Schnelltests bieten "gewisse Sicherheit"

Schon im Frühjahr hat die Ärztin angefangen, in den Altersheimen zu testen: "Gleich auf der ersten Station waren 17 Menschen positiv, davon sind auch einige verstorben." Dann kam ziemlich schnell der Lockdown für die Heime und man durfte nicht mehr hinein: "Dann haben mich völlig verzweifelte Leute angerufen." Viele konnten wochenlang den Ehemann nicht besuchen, Krankengymnasten konnten sich nicht mehr um Schlaganfallpatienten kümmern, die Kranken kamen nicht mehr aus dem Rollstuhl.

Schon damals hat Federle über die Schnelltests nachgedacht. "Weil das die einzige Chance ist, eine gewisse Sicherheit zu bieten und keinen knallharten Lockdown in Heimen durchzuführen." Sie habe Patienten erlebt, die einfach aufgehört hätten, zu essen, und sagten, sie hätten nichts mehr vom Leben und wollten auch nicht mehr leben, wenn sie abgeschnitten seien von ihren Angehörigen.

Federle hilft schon seit Jahren

Federle setzt sich nicht zum ersten Mal für die Schwachen der Gesellschaft ein. 2015 hat sie einen Bus zur mobilen Arztpraxis umgebaut, um Geflüchtete kostenlos zu behandeln. Danach kam der Bus für die Obdachlosenhilfe zum Einsatz, jetzt sind die Corona-Schnelltests dran. Die Aktion hat Nachahmer gefunden. Das Land Baden-Württemberg hat 50.000 Schnelltests aus der Notreserve zur Verfügung gestellt, damit in 25 weiteren Städten unkompliziert getestet werden kann. "Ich würde mich freuen, wenn es auch vom Bund übernommen wird", sagt Federle.

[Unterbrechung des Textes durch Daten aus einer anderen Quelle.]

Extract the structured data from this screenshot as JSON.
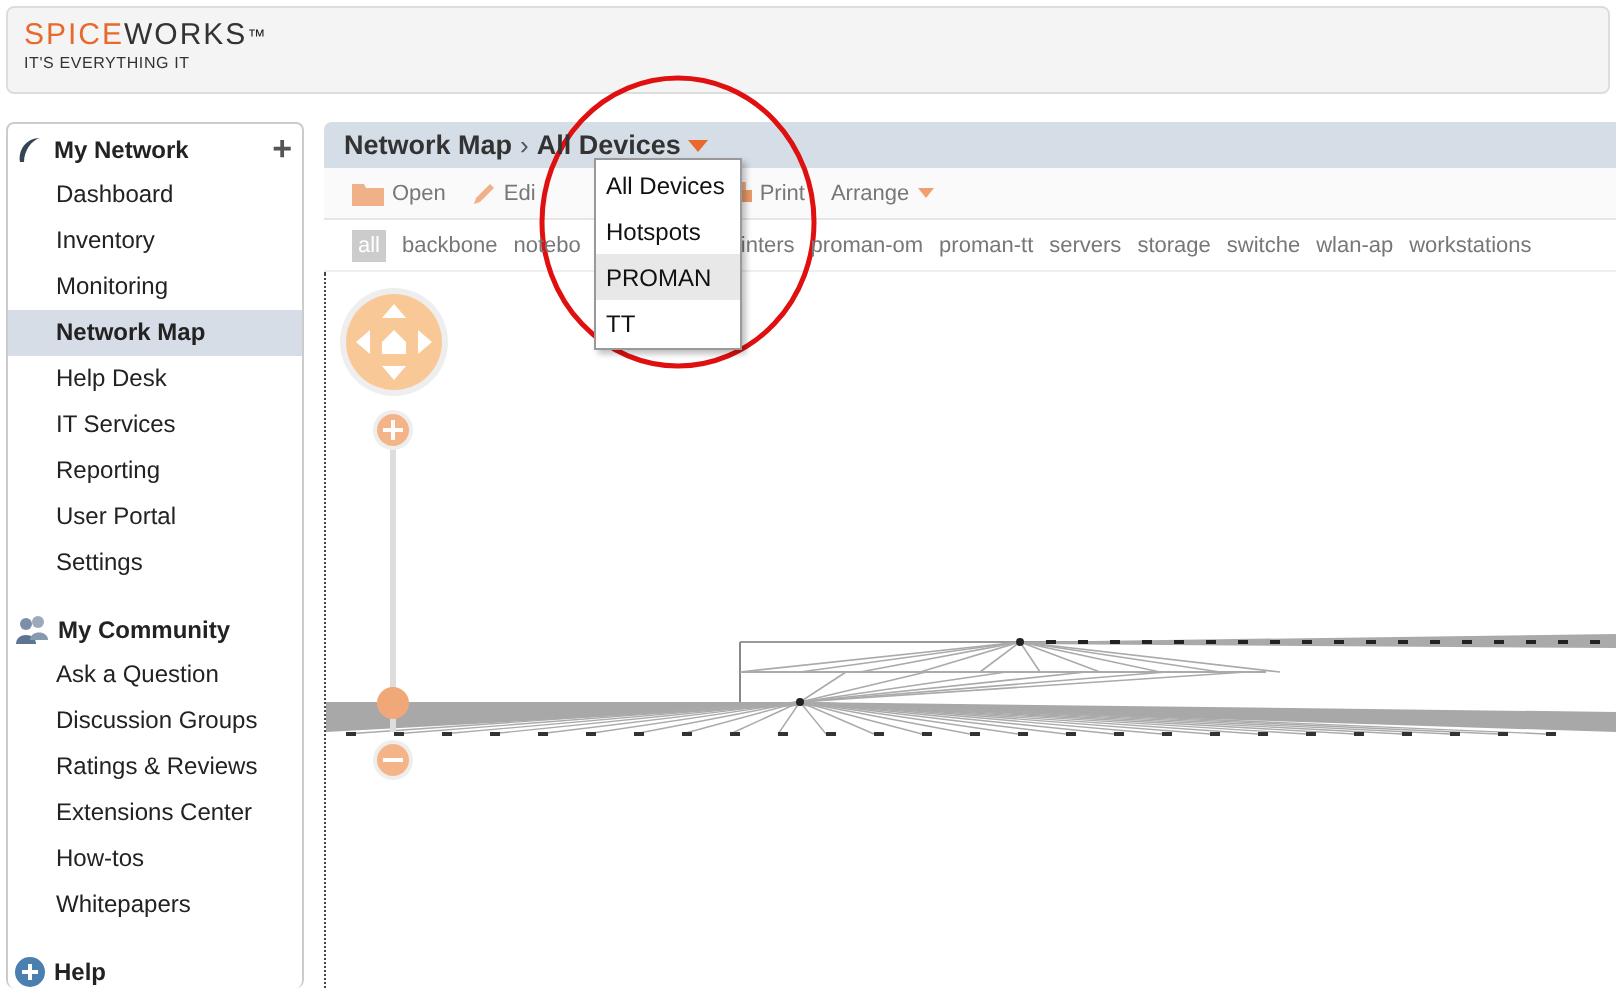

Von einer Sache rät die engagierte Ärztin allerdings ab, nämlich die Schnelltest selbst zuhause durchzuführen. "Wenn sie diesen Test nicht wirklich richtig durchführen - das heißt, sie müssen bis ganz nach hinten ran – dann hat er ein falsches Ergebnis. Das sollte geschultes Personal machen, das medizinische Fachkenntnisse hat." Ein falsch-negatives Ergebnis würde Menschen in einer falschen Sicherheit wiegen: "Das kann dann fatal enden."